Michael
Michael

Reputation: 415

Location of server-side .git/hooks folder

I need to monitor changes in multiple Git repositories. I know it can be done with so called git-hooks. Searching the internet (here, GitHub, ...) I found something in the Atlassian tutorials: https://www.atlassian.com/git/tutorials/git-hooks/server-side-hooks. However, I just can't find where they are located. As far as I understand, they should be located somewhere, since they are opened to developers, at least according to what the text hints. So, anyone knows where to find them?

Upvotes: 2

Views: 1374

Answers (2)

kostix
kostix

Reputation: 55553

There is no such thing as "client-side" and "server-side" Git repositories.

The difference—when it exists—is that typically server-side Git repositories are created to be "bare" (see git help init). Such repositories differ from "normal"—those you usually find on the developers' machines in that they do not contain the work tree—the place where the files are checked out and got modified by the developer.

So while a regular Git repository consists of the work tree and the directory named ".git" with the repository itself immediately under the work tree, bare repositories are directly what regular repositories contain in their ".git" subdirectories. (And that's why when creating a bare repository by hand, it's customary to give it a name ending in ".git".)

So when a regular repository has ".git/hooks" your server-side repository merely has "hooks"—right there in the repository's directory.

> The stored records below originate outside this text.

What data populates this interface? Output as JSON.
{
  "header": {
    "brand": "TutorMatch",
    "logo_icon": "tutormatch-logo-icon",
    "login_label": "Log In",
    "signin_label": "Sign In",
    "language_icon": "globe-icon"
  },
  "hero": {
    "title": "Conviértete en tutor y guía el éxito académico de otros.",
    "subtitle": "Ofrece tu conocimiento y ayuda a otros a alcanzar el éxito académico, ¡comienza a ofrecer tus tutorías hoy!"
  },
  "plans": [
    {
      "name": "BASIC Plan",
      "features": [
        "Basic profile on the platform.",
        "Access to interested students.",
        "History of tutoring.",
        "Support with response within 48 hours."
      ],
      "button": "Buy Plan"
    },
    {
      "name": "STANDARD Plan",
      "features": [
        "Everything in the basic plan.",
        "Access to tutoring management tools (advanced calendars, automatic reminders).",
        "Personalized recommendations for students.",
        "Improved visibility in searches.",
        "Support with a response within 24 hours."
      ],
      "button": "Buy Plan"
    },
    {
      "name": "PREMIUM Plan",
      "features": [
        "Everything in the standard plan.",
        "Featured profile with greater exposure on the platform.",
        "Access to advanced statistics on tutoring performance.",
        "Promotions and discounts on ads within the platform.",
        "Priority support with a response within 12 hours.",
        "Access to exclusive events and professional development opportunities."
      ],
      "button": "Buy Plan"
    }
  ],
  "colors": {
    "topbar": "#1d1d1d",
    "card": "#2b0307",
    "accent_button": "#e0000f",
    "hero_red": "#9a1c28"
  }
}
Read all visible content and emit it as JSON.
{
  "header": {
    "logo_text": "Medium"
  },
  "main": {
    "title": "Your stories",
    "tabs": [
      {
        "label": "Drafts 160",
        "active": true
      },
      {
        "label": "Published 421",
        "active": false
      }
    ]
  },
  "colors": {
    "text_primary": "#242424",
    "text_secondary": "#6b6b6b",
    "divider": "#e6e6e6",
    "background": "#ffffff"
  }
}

Note that all of the above only holds true if you serve your server-side repositories directly with Git or with a "simple" front-end to it, such as gitolite. Advanced 3rd-party hosting solutions might use different means to serve such repositories and have different ideas about what "the hook" means to them. I mean, Git hooks are only called by Git when it's launched to serve a push to or a fetch from a repository).

Upvotes: 2

Michael Wild
Michael Wild

Reputation: 26381

The server side hooks are located in the hooks directory of your bare remote repository, e.g. repo.git/hooks/.